Takeda Pharmaceutical Co Ltd, Japan's largest drugmaker, said on Tuesday it would sell some of its over-the-counter and prescription drugs to Germany's STADA Arzneimittel AG for a total value of $660 million.
The portfolio includes drugs sold exclusively in Russia, Georgia and a number of countries from within the Commonwealth of Independent States, the company said.
STADA will acquire the rights, title, and interest to the products in the portfolio exclusive to these countries, Takeda added.
The company has pledged to dispose of $10 billion worth of non-core assets in the wake of its $59 billion purchase of Shire Plc, Japan's biggest ever outbound acquisition.

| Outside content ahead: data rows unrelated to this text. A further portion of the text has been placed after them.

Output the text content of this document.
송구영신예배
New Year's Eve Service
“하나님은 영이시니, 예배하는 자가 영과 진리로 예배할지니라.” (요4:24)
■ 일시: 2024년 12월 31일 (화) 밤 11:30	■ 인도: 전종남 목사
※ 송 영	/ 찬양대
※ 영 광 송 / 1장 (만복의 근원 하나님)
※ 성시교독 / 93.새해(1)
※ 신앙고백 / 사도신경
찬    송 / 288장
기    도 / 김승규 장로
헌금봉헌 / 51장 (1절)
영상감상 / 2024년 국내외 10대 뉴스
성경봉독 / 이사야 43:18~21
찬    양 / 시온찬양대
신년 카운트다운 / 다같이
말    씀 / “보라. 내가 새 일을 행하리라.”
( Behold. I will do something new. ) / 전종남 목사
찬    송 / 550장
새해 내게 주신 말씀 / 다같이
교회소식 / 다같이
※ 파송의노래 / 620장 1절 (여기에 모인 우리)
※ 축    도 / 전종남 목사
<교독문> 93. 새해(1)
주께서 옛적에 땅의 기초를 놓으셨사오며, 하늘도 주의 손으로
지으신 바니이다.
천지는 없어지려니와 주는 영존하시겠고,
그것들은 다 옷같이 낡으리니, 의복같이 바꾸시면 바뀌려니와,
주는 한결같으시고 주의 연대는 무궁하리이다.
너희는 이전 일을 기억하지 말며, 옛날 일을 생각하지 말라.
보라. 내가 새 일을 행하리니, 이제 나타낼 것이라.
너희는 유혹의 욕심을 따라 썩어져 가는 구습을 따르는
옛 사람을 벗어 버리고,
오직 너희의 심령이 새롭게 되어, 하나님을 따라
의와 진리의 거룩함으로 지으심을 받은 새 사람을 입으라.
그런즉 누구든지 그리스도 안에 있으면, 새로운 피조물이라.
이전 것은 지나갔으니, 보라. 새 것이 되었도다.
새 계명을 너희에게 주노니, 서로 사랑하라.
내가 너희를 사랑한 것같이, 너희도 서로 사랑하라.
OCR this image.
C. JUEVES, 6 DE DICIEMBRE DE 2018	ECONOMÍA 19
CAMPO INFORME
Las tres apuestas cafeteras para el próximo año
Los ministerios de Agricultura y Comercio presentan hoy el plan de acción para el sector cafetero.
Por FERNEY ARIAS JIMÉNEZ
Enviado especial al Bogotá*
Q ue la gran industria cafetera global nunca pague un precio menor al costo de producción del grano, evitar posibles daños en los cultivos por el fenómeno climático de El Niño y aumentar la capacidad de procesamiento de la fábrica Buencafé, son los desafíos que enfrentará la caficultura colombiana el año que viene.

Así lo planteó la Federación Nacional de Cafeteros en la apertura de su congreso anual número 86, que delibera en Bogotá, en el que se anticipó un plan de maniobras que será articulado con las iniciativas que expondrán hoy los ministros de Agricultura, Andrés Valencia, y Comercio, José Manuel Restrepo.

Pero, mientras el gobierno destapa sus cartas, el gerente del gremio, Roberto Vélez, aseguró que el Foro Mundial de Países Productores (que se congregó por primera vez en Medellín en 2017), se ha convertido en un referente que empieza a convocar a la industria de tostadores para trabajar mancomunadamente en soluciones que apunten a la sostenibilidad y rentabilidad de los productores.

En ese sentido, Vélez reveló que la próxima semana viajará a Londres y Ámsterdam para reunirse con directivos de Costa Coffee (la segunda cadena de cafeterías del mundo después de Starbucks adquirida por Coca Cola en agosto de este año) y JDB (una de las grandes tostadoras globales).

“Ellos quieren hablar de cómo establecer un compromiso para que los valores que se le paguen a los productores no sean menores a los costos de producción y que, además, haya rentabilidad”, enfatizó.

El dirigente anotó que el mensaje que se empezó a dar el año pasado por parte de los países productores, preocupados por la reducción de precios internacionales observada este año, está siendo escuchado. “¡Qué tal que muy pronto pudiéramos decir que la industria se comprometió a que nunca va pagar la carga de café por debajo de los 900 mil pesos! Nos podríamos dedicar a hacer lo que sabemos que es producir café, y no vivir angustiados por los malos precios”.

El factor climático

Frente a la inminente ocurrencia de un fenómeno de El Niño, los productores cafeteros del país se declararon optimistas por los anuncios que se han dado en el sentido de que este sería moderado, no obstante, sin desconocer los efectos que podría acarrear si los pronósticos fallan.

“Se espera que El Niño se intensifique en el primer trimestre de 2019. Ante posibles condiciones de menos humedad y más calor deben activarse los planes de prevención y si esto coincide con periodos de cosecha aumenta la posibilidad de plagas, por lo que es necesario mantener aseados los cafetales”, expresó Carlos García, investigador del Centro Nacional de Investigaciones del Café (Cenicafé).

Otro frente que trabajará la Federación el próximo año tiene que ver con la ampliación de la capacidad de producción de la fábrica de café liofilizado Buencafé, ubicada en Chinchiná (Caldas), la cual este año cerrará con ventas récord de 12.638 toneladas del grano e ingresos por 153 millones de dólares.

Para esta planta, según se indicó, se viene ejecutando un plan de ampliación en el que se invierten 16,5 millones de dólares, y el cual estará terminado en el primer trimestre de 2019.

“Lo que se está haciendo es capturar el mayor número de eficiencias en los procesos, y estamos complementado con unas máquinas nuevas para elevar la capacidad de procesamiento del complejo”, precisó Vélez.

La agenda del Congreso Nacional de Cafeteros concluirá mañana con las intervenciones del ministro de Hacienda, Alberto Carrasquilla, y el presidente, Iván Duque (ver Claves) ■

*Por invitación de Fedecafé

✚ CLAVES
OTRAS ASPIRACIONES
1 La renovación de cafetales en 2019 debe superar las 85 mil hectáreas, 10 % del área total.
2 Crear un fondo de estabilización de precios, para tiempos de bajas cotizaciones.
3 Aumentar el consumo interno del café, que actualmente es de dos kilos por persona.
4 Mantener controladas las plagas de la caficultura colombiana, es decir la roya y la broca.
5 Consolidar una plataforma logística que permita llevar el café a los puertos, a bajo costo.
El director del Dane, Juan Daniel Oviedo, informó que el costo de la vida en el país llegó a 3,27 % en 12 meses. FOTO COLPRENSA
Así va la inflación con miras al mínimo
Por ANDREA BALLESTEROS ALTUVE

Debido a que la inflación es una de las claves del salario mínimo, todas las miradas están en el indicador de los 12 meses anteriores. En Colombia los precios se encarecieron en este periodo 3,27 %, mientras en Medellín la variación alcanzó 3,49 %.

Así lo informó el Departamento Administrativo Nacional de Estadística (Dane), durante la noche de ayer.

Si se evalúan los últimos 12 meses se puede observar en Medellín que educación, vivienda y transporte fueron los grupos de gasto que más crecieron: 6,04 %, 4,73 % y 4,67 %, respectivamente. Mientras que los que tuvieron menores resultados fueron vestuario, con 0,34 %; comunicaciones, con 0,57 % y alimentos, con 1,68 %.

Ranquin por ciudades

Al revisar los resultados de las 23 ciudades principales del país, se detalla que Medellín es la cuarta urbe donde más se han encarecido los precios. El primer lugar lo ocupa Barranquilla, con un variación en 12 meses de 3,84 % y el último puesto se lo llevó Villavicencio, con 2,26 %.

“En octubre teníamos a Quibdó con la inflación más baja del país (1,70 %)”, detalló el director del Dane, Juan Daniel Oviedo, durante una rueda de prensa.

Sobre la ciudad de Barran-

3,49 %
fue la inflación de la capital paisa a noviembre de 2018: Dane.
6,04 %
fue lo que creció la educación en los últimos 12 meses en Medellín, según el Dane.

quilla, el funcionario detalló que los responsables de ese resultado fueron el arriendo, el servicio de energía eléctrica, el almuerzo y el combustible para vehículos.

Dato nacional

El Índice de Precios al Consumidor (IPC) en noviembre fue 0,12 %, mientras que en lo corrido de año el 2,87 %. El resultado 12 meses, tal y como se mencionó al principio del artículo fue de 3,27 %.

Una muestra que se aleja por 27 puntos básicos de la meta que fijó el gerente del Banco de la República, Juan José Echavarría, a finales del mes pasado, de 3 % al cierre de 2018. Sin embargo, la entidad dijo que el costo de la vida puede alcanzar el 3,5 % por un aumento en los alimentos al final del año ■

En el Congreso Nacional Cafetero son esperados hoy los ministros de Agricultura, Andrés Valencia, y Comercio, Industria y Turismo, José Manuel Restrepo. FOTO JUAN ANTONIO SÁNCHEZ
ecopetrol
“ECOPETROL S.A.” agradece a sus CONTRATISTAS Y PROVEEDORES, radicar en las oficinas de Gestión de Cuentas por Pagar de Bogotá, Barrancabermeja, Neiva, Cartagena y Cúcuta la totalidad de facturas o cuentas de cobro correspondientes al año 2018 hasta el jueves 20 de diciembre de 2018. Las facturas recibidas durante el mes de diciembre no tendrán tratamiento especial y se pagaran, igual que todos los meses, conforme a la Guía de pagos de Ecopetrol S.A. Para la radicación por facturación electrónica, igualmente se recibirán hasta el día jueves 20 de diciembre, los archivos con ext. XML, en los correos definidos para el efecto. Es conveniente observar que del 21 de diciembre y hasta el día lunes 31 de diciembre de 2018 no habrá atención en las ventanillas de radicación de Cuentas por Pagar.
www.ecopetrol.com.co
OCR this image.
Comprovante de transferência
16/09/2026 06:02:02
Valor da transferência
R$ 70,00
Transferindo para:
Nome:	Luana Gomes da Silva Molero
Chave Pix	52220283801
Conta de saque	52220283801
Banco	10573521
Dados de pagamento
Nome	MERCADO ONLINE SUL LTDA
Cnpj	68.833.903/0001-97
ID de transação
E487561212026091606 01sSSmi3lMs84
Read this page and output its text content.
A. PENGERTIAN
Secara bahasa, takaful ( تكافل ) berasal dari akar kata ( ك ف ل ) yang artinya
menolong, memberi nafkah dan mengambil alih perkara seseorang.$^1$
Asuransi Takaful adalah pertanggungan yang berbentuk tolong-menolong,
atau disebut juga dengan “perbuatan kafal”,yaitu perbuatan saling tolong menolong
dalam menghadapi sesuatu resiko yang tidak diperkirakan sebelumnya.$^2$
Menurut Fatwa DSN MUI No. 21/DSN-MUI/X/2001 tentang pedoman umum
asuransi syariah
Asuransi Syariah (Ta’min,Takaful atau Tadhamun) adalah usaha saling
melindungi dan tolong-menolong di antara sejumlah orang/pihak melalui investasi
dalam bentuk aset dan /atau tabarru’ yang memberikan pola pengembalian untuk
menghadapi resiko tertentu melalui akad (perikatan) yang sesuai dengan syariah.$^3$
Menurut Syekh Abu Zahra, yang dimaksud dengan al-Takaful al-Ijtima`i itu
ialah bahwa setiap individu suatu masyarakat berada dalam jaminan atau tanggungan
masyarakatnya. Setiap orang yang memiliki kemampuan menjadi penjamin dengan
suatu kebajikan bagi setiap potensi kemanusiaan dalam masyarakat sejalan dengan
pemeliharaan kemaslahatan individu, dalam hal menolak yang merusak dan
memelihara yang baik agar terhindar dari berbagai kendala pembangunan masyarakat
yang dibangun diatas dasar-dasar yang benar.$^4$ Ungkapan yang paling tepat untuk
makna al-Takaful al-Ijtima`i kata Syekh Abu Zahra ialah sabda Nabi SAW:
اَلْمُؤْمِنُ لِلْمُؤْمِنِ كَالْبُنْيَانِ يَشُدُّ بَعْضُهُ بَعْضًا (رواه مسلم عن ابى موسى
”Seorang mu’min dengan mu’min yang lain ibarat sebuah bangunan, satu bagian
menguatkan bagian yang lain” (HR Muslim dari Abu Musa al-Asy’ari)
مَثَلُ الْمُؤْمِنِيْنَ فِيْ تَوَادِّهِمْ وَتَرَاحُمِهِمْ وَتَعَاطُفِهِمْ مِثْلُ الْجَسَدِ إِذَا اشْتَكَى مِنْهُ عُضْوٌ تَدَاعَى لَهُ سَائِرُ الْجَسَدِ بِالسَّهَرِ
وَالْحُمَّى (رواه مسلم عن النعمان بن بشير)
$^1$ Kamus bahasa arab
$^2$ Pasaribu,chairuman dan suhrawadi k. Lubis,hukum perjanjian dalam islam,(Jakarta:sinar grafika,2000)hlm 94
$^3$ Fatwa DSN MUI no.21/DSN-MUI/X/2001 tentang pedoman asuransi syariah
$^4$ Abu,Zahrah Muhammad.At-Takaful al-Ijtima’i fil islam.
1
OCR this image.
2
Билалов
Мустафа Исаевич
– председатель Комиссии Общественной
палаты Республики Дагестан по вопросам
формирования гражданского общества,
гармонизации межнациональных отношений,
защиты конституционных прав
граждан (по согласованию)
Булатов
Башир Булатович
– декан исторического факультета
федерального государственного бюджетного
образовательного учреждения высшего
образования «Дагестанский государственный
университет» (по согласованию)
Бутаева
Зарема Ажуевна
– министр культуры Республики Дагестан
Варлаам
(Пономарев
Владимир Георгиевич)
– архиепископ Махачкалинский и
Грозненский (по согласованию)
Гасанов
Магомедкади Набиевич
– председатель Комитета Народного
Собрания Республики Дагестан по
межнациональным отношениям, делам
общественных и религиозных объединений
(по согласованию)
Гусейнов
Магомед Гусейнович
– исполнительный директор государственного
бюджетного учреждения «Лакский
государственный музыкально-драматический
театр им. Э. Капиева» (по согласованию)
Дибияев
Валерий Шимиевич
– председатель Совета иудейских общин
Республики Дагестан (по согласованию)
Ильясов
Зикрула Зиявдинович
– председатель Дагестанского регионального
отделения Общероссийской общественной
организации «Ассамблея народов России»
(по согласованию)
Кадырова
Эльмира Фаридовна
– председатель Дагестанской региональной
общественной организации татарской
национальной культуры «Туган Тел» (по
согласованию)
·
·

The latest sale adds to about $5.9 billion in previous divestitures in 2019, including assets in the Middle East and Africa and a dry-eye drug sold for $5.3 billion to Swiss drugmaker Novartis.
Takeda surprised markets in May when it reversed its full-year profit forecast to a loss, citing costs associated with its takeover of Ireland-based Shire.
Buying Shire expanded Takeda's drug pipeline and diversified its global sales, with half of its revenue now coming from the United States. But it also saddled the company with debt.
Takeda now has outstanding bonds and loans worth 6.1 trillion yen ($56.04 billion) from less than 1 trillion yen prior to the deal. The company managed to pay off 584.5 billion yen in debt in the first half as part of its deleveraging goal.
The drugmaker is aiming to focus on five key areas: oncology, gastroenterology, neuroscience, rare disease, and plasma-derived therapies, businesses that contribute about 75% of its total revenue.
Takeda on Oct. 31 trimmed its full-year loss forecast on strong sales of its core drugs and cost savings from the merger.
Operating loss for the full year ending March 2020 will be 110 billion yen, Takeda said when it posted first-half results, versus its prior estimate for a loss of 166 billion yen.